Monday, November 16, 2009
One of my most memorable stargazing nights was in the mountains of Maui in November of 2001 where I saw hundreds of streaks across the sky in a few hours. We had passed thru a cloud of debris that was created by the comet in 1766, according to NASA. These spectacular meteors are created by the sand size particles left over by the comet.
This year's Leonid meteor shower will peak early Tuesday, forecasters say, producing mild but pretty sparks over the United States and a more intense outburst over Asia.
"We're predicting 20 to 30 meteors per hour over the Americas and as many as 200 to 300 per hour over Asia," said Bill Cooke, of NASA's meteoroid environment office. "Our forecast is in good accord with ... work by other astronomers."
The Leonid shower is made of bits of debris from the Tempel-Tuttle comet, which streaks through Earth's inner solar system every 33 years.
It leaves a stream of debris in its wake.

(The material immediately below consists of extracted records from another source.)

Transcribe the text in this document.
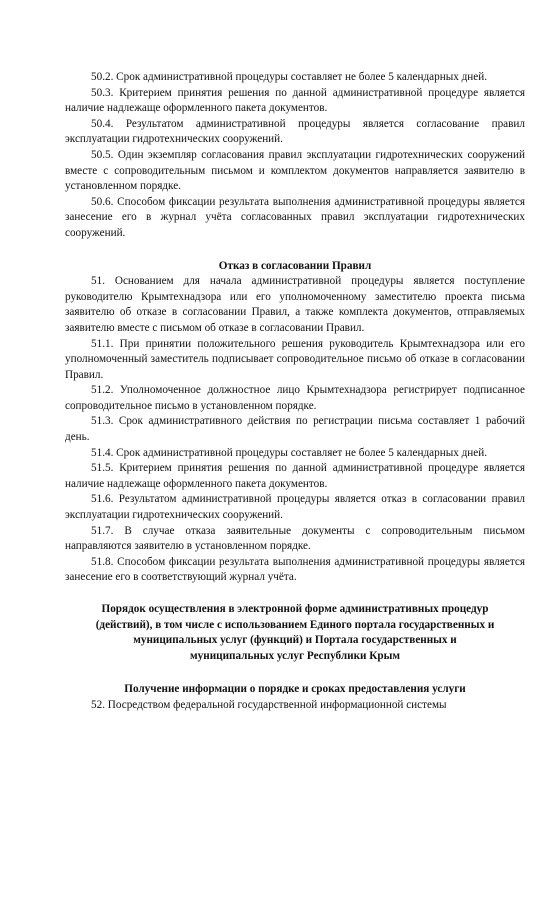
50.2. Срок административной процедуры составляет не более 5 календарных дней.

50.3. Критерием принятия решения по данной административной процедуре является наличие надлежаще оформленного пакета документов.

50.4. Результатом административной процедуры является согласование правил эксплуатации гидротехнических сооружений.

50.5. Один экземпляр согласования правил эксплуатации гидротехнических сооружений вместе с сопроводительным письмом и комплектом документов направляется заявителю в установленном порядке.

50.6. Способом фиксации результата выполнения административной процедуры является занесение его в журнал учёта согласованных правил эксплуатации гидротехнических сооружений.

Отказ в согласовании Правил

51. Основанием для начала административной процедуры является поступление руководителю Крымтехнадзора или его уполномоченному заместителю проекта письма заявителю об отказе в согласовании Правил, а также комплекта документов, отправляемых заявителю вместе с письмом об отказе в согласовании Правил.

51.1. При принятии положительного решения руководитель Крымтехнадзора или его уполномоченный заместитель подписывает сопроводительное письмо об отказе в согласовании Правил.

51.2. Уполномоченное должностное лицо Крымтехнадзора регистрирует подписанное сопроводительное письмо в установленном порядке.

51.3. Срок административного действия по регистрации письма составляет 1 рабочий день.

51.4. Срок административной процедуры составляет не более 5 календарных дней.

51.5. Критерием принятия решения по данной административной процедуре является наличие надлежаще оформленного пакета документов.

51.6. Результатом административной процедуры является отказ в согласовании правил эксплуатации гидротехнических сооружений.

51.7. В случае отказа заявительные документы с сопроводительным письмом направляются заявителю в установленном порядке.

51.8. Способом фиксации результата выполнения административной процедуры является занесение его в соответствующий журнал учёта.

Порядок осуществления в электронной форме административных процедур

(действий), в том числе с использованием Единого портала государственных и

муниципальных услуг (функций) и Портала государственных и

муниципальных услуг Республики Крым

Получение информации о порядке и сроках предоставления услуги

52. Посредством федеральной государственной информационной системы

Forecasters, however, say it's hard to know exactly how many of the meteors will be visible.
"We can predict when Earth will cross a debris stream with pretty good accuracy," Cooke said. "The intensity of the display is less certain, though, because we don't know how much debris is in each stream."
The first stream will cross over Earth about 4 a.m. ET. That stream should produce about two or three dozen meteors per hour over North America, NASA said.